Turnuva başladığından beri kimin nerde oynadığı belli olmayan, dağınık bir görüntü çizen, savunmada beklenen sorunları yaşayan, organize olmakta zorlanan bir milli takım izledik.
Hamit'in sağ bekte sıkışıp kalması, kanat organizasyonlarının yetersizliği, hava toplarında etkili top indirecek bir santraforumuzun olmaması, Nihat'ın rakip savunmalar içinde yok edilmesi gibi birçok teknik yönetim kaynaklı sorun yaşadık.
Terim geç de olsa uyandı hatalarında diretmedi ama İsviçre maçıyla başlayan ki o maçı da iman gücüyle kazandık desek yeridir, özellikle çek Cumhuriyeti karşısındaki sonucu futbolla ilişkilendirmek, anlatabilmek pek mümkün değil, ulusal kimliğimizin, inatçı karakterin bu sonuçta etkili olduğunu düşünüyorum.
İlk 11'ler açıklandığında bile rakip takımın nasıl oynayacağı belliyken, Koller'e şişirilen ve indirilen toplarla pozisyona girmeye çalışacaklarını sokaktaki adam bile tahmin ederken önlem alamamak, gözgöre göre gole davetiye çıkarmak gibi anlaşılmaz hatalar yaptık. İkinci gol de bağıra bağıra geldi adeta. Emre Güngör kenara geldiğinde savunmanın ortası bomboş kalmışken neden bir futbolcu oraya girip o boşluğu kapatmaz, oyuncu değişkliğine izin vermeyen hakemin de etkisi sözkonusu ama herşeyi şansa bırakmasak olmuyor nedense.
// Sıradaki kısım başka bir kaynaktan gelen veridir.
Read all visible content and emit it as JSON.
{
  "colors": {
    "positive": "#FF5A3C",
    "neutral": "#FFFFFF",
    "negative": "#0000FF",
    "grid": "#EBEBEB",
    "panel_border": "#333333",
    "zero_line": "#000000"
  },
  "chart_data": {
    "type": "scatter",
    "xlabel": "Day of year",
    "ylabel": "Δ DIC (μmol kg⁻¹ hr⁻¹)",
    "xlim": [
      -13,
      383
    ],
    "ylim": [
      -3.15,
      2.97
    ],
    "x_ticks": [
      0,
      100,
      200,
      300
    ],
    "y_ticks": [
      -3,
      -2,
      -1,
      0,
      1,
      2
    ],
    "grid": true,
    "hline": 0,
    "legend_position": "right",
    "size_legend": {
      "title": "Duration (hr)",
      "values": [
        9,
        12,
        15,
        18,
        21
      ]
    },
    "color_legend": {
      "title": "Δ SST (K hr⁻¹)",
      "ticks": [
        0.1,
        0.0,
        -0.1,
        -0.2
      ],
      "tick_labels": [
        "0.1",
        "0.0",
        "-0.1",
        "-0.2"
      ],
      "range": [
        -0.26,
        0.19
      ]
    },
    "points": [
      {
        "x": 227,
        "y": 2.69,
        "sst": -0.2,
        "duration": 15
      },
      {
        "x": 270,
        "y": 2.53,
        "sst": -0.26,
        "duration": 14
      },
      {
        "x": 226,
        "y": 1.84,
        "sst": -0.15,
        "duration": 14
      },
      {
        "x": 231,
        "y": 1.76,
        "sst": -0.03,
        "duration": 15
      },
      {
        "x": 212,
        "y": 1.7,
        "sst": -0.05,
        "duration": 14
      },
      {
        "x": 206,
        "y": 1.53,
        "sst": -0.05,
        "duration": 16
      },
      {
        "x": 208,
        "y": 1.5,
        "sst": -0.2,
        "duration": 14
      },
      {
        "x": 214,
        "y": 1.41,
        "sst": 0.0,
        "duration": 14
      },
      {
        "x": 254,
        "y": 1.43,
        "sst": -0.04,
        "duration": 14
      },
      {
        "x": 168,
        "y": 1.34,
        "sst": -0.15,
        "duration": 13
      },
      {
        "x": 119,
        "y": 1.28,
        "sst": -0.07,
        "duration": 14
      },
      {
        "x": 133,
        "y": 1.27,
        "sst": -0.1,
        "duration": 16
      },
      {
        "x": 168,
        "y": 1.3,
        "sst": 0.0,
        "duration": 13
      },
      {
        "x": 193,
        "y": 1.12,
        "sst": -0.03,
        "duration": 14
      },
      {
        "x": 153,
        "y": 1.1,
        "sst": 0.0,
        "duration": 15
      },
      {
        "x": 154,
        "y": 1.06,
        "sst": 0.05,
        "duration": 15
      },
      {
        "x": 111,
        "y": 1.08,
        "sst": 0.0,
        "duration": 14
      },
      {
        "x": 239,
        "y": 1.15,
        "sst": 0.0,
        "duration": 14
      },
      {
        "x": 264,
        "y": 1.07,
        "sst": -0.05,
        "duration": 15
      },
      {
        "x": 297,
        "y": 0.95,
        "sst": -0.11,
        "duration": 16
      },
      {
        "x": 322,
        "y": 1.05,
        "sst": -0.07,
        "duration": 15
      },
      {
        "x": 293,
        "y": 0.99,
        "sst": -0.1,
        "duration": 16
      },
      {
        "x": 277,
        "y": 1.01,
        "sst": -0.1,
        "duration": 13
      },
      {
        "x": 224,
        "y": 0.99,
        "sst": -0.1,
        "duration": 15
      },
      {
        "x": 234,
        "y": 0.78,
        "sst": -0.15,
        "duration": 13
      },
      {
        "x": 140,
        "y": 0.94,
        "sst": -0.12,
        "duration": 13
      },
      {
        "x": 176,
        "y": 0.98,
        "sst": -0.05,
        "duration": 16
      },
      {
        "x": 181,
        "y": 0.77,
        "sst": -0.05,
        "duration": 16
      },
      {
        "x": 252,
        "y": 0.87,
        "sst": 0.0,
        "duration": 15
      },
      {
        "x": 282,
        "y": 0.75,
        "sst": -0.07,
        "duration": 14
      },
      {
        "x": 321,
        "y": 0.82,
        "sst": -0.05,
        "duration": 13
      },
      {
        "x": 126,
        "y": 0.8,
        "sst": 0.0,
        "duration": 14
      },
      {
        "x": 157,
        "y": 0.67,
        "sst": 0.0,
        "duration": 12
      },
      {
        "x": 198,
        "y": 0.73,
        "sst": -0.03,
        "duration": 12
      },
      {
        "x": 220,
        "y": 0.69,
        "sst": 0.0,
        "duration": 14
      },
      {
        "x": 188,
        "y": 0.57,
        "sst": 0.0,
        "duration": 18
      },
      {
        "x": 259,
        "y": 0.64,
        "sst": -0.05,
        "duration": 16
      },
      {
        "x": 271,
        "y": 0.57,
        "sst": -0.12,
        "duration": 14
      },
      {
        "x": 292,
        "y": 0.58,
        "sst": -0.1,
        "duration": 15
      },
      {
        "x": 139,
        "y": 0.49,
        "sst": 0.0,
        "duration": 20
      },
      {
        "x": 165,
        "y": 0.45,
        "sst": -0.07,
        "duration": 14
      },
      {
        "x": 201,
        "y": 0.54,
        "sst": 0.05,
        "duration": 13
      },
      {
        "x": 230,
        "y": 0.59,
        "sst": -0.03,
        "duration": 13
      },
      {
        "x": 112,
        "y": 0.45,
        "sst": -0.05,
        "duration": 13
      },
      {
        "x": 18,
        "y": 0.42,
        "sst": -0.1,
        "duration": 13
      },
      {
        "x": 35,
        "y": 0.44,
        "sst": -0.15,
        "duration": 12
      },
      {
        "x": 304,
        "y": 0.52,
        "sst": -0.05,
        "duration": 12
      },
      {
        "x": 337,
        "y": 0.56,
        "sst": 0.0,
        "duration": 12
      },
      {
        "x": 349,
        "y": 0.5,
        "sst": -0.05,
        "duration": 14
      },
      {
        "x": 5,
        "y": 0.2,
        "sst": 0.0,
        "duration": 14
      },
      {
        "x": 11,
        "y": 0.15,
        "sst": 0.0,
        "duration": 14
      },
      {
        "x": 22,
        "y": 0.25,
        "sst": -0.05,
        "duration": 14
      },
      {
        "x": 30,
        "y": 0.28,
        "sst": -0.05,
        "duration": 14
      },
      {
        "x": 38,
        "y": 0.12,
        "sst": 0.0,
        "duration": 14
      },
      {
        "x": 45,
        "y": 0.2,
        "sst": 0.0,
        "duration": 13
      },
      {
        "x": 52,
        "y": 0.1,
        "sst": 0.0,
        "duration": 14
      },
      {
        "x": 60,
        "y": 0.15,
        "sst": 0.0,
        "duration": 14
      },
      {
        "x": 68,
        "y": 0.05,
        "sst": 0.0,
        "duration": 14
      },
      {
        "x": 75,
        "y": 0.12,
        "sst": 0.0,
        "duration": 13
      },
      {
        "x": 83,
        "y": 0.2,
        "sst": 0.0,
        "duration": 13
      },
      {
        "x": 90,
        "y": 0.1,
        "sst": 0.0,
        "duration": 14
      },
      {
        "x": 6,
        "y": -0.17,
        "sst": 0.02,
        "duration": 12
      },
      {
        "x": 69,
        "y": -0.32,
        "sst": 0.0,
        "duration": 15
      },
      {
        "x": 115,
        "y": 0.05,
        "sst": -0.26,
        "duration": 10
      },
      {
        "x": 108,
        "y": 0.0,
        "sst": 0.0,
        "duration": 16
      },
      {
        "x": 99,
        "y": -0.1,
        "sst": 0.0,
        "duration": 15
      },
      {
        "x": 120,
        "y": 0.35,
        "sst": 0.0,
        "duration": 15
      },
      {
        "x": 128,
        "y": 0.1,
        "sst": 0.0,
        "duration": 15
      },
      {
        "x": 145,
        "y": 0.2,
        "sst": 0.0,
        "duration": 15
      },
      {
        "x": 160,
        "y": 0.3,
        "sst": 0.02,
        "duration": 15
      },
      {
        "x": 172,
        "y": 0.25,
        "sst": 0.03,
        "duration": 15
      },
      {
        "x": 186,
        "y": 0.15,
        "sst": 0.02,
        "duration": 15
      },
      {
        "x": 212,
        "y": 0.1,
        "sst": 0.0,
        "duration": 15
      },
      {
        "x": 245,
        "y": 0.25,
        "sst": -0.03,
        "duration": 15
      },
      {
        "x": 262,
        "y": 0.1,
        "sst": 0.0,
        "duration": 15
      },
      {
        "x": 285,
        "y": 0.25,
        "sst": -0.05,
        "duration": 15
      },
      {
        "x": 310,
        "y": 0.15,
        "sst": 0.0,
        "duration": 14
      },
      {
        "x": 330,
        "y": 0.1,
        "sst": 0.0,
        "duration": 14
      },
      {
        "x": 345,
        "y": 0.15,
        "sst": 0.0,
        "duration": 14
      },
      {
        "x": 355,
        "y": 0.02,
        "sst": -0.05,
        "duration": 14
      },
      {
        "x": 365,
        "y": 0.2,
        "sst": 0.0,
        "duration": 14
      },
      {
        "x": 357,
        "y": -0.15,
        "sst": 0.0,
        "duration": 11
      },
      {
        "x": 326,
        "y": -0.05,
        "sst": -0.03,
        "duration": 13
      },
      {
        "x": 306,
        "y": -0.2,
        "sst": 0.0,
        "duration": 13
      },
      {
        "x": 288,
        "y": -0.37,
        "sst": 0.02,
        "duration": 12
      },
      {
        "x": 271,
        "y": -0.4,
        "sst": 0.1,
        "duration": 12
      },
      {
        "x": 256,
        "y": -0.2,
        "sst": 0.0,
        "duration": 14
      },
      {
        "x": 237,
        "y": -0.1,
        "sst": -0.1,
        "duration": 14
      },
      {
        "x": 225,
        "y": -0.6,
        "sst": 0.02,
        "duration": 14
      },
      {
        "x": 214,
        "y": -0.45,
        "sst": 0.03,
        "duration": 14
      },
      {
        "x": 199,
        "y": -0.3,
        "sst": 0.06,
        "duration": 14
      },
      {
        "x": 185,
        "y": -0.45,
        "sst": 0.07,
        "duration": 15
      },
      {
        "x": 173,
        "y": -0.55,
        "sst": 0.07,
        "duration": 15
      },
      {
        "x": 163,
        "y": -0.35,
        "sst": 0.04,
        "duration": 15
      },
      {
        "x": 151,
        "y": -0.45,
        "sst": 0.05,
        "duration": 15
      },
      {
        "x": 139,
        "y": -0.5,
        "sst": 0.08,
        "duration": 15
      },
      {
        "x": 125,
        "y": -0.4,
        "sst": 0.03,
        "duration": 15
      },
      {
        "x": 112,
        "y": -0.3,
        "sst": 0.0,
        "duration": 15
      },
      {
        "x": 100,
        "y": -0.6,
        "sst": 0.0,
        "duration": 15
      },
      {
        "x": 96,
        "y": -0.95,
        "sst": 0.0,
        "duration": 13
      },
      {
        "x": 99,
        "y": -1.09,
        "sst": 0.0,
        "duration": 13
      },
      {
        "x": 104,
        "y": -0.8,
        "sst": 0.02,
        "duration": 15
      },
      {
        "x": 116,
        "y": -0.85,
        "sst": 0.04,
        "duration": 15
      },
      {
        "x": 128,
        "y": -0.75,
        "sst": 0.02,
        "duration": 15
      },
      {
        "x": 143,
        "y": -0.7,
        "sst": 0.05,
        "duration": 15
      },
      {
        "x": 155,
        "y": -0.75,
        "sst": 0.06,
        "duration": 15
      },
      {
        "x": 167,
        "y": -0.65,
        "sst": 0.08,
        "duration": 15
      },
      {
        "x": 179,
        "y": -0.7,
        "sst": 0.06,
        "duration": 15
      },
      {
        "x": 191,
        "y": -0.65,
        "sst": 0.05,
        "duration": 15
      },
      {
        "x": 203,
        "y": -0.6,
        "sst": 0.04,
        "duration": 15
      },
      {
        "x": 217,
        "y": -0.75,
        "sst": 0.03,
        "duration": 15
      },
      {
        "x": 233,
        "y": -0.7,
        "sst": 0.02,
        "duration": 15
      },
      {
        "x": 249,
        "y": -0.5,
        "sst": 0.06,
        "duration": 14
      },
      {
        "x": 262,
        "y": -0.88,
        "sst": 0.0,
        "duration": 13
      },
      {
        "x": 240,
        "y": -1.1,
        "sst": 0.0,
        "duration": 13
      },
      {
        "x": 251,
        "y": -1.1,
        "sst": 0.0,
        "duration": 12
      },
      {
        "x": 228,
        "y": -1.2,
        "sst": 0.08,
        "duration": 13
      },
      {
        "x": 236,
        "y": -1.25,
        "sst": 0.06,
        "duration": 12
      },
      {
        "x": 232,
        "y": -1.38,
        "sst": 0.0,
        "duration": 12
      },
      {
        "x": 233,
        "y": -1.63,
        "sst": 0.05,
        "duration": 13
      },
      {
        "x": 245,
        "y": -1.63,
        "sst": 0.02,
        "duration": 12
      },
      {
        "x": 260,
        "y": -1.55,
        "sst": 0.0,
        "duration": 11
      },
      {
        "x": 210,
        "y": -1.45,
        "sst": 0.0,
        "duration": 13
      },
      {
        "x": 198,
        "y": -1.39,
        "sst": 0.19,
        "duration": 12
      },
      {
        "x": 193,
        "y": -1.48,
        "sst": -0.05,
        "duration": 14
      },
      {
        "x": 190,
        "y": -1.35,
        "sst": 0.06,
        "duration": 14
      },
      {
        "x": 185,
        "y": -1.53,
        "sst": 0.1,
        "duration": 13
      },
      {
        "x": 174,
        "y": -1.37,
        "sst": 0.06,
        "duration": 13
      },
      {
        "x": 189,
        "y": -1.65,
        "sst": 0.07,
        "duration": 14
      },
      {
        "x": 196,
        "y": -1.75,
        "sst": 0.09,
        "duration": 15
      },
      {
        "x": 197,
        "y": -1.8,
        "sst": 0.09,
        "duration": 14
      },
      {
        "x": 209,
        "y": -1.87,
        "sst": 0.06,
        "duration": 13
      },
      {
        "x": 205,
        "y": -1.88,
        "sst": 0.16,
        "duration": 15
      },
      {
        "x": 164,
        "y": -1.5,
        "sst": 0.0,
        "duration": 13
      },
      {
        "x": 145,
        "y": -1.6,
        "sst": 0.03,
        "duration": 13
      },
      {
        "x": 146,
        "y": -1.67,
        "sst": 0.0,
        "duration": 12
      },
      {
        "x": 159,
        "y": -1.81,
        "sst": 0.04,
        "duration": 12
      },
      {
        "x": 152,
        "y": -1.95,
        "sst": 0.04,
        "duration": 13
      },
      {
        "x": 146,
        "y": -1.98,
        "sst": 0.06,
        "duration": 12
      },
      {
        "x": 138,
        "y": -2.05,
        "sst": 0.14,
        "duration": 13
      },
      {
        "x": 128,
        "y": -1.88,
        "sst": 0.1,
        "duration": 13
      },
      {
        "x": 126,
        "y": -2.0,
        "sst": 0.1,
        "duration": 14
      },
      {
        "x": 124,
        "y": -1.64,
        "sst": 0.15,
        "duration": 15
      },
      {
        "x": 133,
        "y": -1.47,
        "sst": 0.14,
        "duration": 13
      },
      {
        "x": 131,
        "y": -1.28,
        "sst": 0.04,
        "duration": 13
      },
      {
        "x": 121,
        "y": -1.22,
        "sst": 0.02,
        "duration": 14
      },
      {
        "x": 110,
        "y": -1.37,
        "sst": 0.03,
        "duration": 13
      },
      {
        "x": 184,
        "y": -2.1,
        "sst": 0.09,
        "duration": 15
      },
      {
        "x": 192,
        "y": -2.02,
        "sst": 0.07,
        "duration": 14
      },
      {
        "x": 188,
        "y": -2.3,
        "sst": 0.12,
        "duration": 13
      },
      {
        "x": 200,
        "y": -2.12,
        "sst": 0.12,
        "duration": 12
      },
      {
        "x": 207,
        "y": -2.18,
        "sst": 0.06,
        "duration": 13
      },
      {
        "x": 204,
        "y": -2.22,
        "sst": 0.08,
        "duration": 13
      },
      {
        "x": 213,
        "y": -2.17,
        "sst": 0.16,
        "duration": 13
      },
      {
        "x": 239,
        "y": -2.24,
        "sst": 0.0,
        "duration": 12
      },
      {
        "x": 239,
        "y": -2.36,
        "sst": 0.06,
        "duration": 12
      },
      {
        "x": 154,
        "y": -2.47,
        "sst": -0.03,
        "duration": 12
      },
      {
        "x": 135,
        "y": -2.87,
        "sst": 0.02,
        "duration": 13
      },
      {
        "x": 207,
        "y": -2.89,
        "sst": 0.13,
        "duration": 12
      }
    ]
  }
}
Velhasıl o kadar kötü oynarken, umutlar tükenmişken muazzam bir 20 dakika oynadık, sürekli yerden oynayıp, özellikle sağ kanatta Hamit'i kullanarak pozisyon aradık, bulduk, inatla tekrar denedik, derken Arda'nın çok kritik golü bizi kendimize getirdi. Çek'ler komaya girmişken Nihat'In goller ardarda geldi. Cech gibi bir kalecinin topu elinden kaçırmasında ise şans bizimleydi. Futbol ve Avrupa Şampiyonası tarihinde hep sözedilecek, mükemmel bir geri dönüş tarihi yazıldı dün akşam. Volkan konusu ise aynı ligde yaptığı abuk hareketler gibi anlamsız, mide bulandırıcı. Bu kadar amatör, saçmalayan, sinirine hakim olamayan bir adamı anlatacak kelime bulamıyorum açıkçası. Maçı kazanmamız onun da bir nevi kurtuluşu oldu.